The good news is she has only a month or so left to whoop, meaning her colleagues have “a good month of my hackery left to joke about.” Fortunately, she is an adult and will likely survive. Many infants with whooping cough don’t.
She doesn’t blame Bordetella pertussis, the bacterium responsible for the whoops. “We’ve come to think of it as an ailment suffered in sub-Saharan Africa or in Brontë novels. And for two or three generations, it was,” she writes. “Until, that is, the anti-vaccination movement really got going in the last few years.”
She doesn’t bother to explain why she blames Jenny McCarthy, because, as most readers should know, McCarthy has been a prominent vaccine denialist. Ioffe makes clear that McCarthy’s personal decision regarding her children has important public-health consequences. Namely, it can allow the disease to once again gain a foothold in the U.S. population.
This is a short piece; Ioffe could have said more, and I would have been eager to read it. But she might argue that, in this case, that would dilute her message, which is this: “So thanks a lot, anti-vaccine parents. You took an ethical stand against big pharma and the autism your baby was not going to get anyway, and, by doing so, killed some babies and gave me, an otherwise healthy 31-year-old woman, the whooping cough in the year 2013.”

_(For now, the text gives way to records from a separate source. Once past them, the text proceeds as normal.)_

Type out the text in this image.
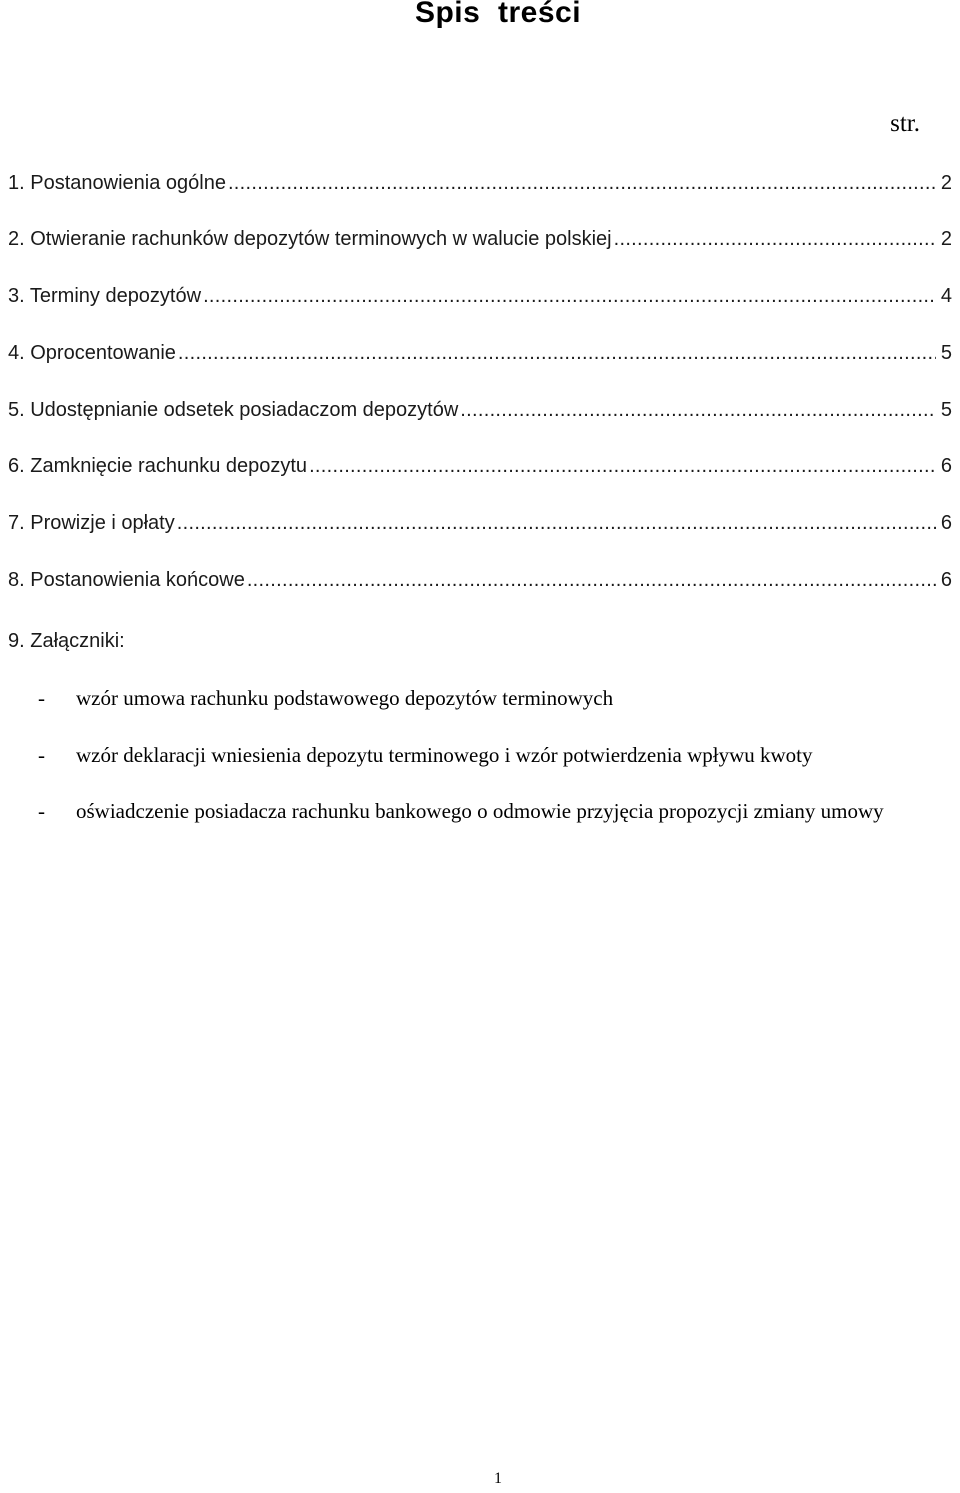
Spis  treści
str.
1. Postanowienia ogólne .....	2
2. Otwieranie rachunków depozytów terminowych w walucie polskiej .....	2
3. Terminy depozytów .....	4
4. Oprocentowanie .....	5
5. Udostępnianie odsetek posiadaczom depozytów .....	5
6. Zamknięcie rachunku depozytu .....	6
7. Prowizje i opłaty .....	6
8. Postanowienia końcowe .....	6
9. Załączniki:
-	wzór umowa rachunku podstawowego depozytów terminowych
-	wzór deklaracji wniesienia depozytu terminowego i wzór potwierdzenia wpływu kwoty
-	oświadczenie posiadacza rachunku bankowego o odmowie przyjęcia propozycji zmiany umowy
1
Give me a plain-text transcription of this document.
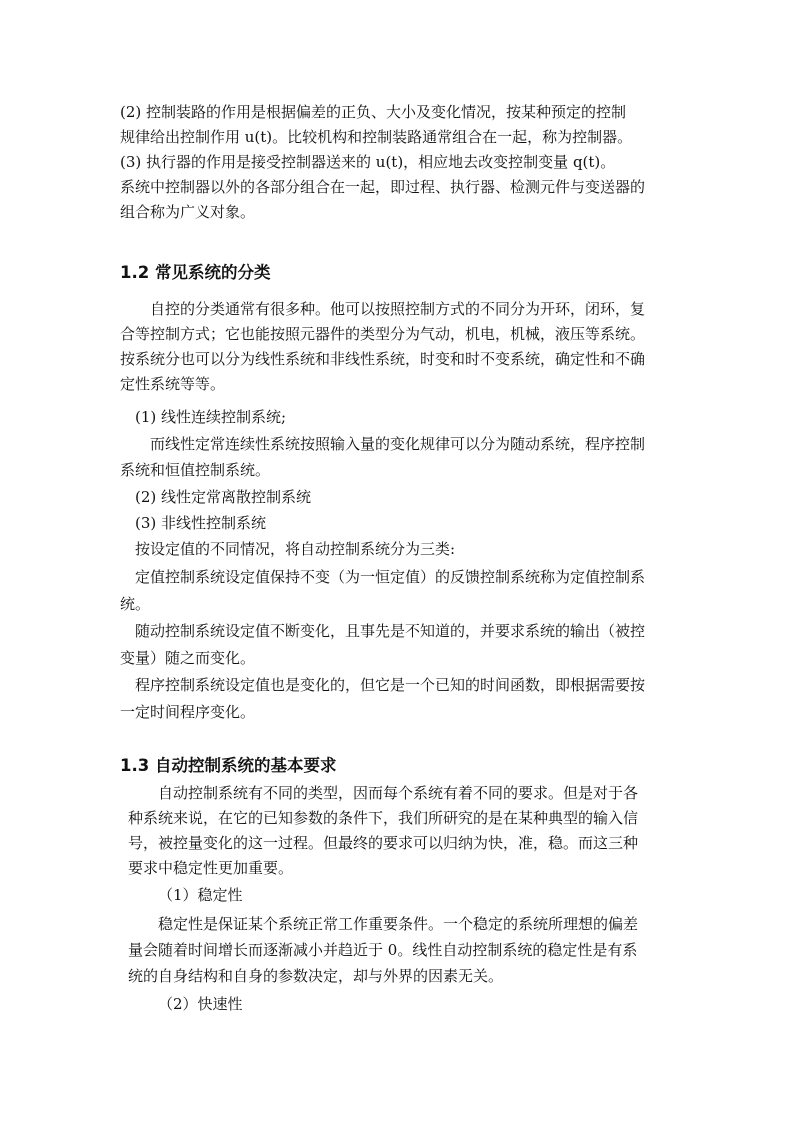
(2) 控制装路的作用是根据偏差的正负、大小及变化情况，按某种预定的控制
规律给出控制作用 u(t)。比较机构和控制装路通常组合在一起，称为控制器。
(3) 执行器的作用是接受控制器送来的 u(t)，相应地去改变控制变量 q(t)。
系统中控制器以外的各部分组合在一起，即过程、执行器、检测元件与变送器的
组合称为广义对象。
1.2 常见系统的分类
自控的分类通常有很多种。他可以按照控制方式的不同分为开环，闭环，复
合等控制方式；它也能按照元器件的类型分为气动，机电，机械，液压等系统。
按系统分也可以分为线性系统和非线性系统，时变和时不变系统，确定性和不确
定性系统等等。
(1) 线性连续控制系统;
而线性定常连续性系统按照输入量的变化规律可以分为随动系统，程序控制
系统和恒值控制系统。
(2) 线性定常离散控制系统
(3) 非线性控制系统
按设定值的不同情况，将自动控制系统分为三类:
定值控制系统设定值保持不变（为一恒定值）的反馈控制系统称为定值控制系
统。
随动控制系统设定值不断变化，且事先是不知道的，并要求系统的输出（被控
变量）随之而变化。
程序控制系统设定值也是变化的，但它是一个已知的时间函数，即根据需要按
一定时间程序变化。
1.3 自动控制系统的基本要求
自动控制系统有不同的类型，因而每个系统有着不同的要求。但是对于各
种系统来说，在它的已知参数的条件下，我们所研究的是在某种典型的输入信
号，被控量变化的这一过程。但最终的要求可以归纳为快，准，稳。而这三种
要求中稳定性更加重要。
（1）稳定性
稳定性是保证某个系统正常工作重要条件。一个稳定的系统所理想的偏差
量会随着时间增长而逐渐减小并趋近于 0。线性自动控制系统的稳定性是有系
统的自身结构和自身的参数决定，却与外界的因素无关。
（2）快速性
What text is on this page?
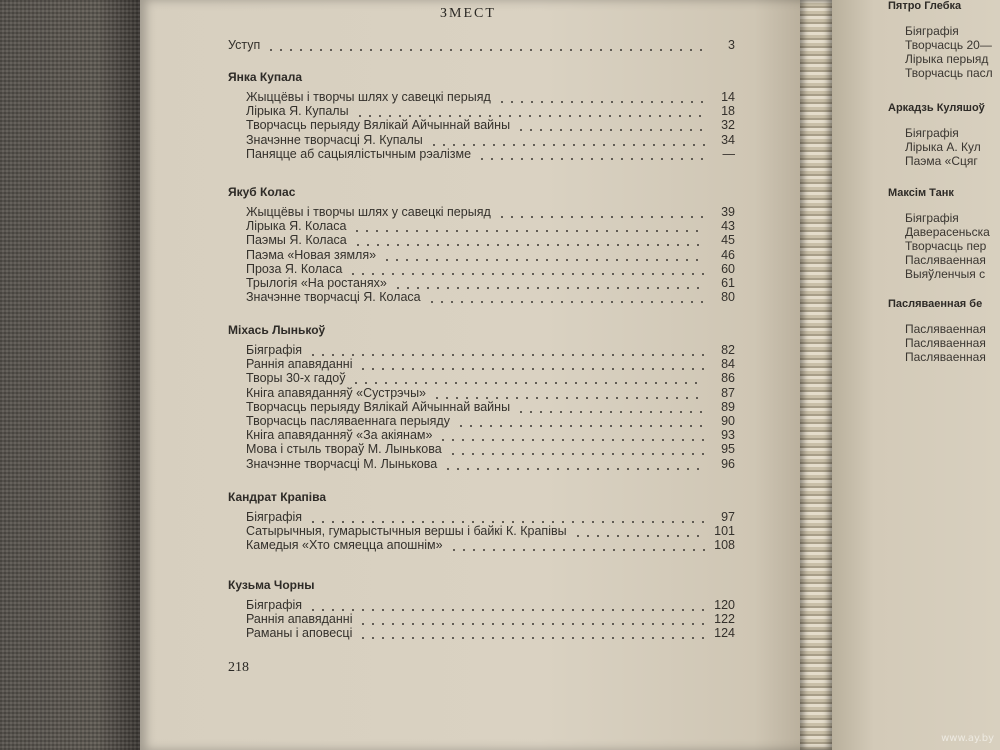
ЗМЕСТ
218
Уступ	3
Янка Купала
Жыццёвы і творчы шлях у савецкі перыяд	14
Лірыка Я. Купалы	18
Творчасць перыяду Вялікай Айчыннай вайны	32
Значэнне творчасці Я. Купалы	34
Паняцце аб сацыялістычным рэалізме	—
Якуб Колас
Жыццёвы і творчы шлях у савецкі перыяд	39
Лірыка Я. Коласа	43
Паэмы Я. Коласа	45
Паэма «Новая зямля»	46
Проза Я. Коласа	60
Трылогія «На ростанях»	61
Значэнне творчасці Я. Коласа	80
Міхась Лынькоў
Біяграфія	82
Раннія апавяданні	84
Творы 30-х гадоў	86
Кніга апавяданняў «Сустрэчы»	87
Творчасць перыяду Вялікай Айчыннай вайны	89
Творчасць пасляваеннага перыяду	90
Кніга апавяданняў «За акіянам»	93
Мова і стыль твораў М. Лынькова	95
Значэнне творчасці М. Лынькова	96
Кандрат Крапіва
Біяграфія	97
Сатырычныя, гумарыстычныя вершы і байкі К. Крапівы	101
Камедыя «Хто смяецца апошнім»	108
Кузьма Чорны
Біяграфія	120
Раннія апавяданні	122
Раманы і аповесці	124
Пятро Глебка
Біяграфія
Творчасць 20—
Лірыка перыяд
Творчасць пасл
Аркадзь Куляшоў
Біяграфія
Лірыка А. Кул
Паэма «Сцяг
Максім Танк
Біяграфія
Даверасеньска
Творчасць пер
Пасляваенная
Выяўленчыя с
Пасляваенная бе
Пасляваенная
Пасляваенная
Пасляваенная
www.ay.by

The personal is political.
[Update 11/12: Ioffe notes that she was vaccinated, but reports that the vaccine wears off in adults. When all children were vaccinated, that didn’t matter. Now it does.]
-Paul Raeburn
Bryan Sexton says
The problem isn’t just anti-vaccine activists, it’s also the CDC. After complaints about whole cell Pertussis vaccines, the Tetanus booster shots got the Pertussis components removed. The old DPT booster for Diphtheria, Pertussis, and Tetanus were replaced with the TD. Later the FDA approved the TDaP with acellular Pertussis. It’s not a quite as good as the old DPT booster, but it causes fewer side effects than the whole cell booster for Pertussis. The FDA and CDC, however were recommending adults substitute just one DTaP for a TD (the adult formulated booster) in a lifetime after age 18 when getting a Tetanus booster. Furthermore the FDA prohibited anyone 64 or older from getting an anti-Pertussis containing vaccine til the early 2010’s. There is a large population of adults who have not received a Tetanus booster containing a Pertussis component since the mid 1980s. The FDA has changed the recommendations some. Now they say that adults who tolerate the TDaP well can get a TDaP every time they get boosted rather than just once after age 18. Also it is now standard practice to give pregnant women a TDaP in the last trimester of each pregnancy in order to protect their babies in the first couple of months after birth before they are old enough to receive their first DTaP (pediatric formulation) vaccinations at 2 months.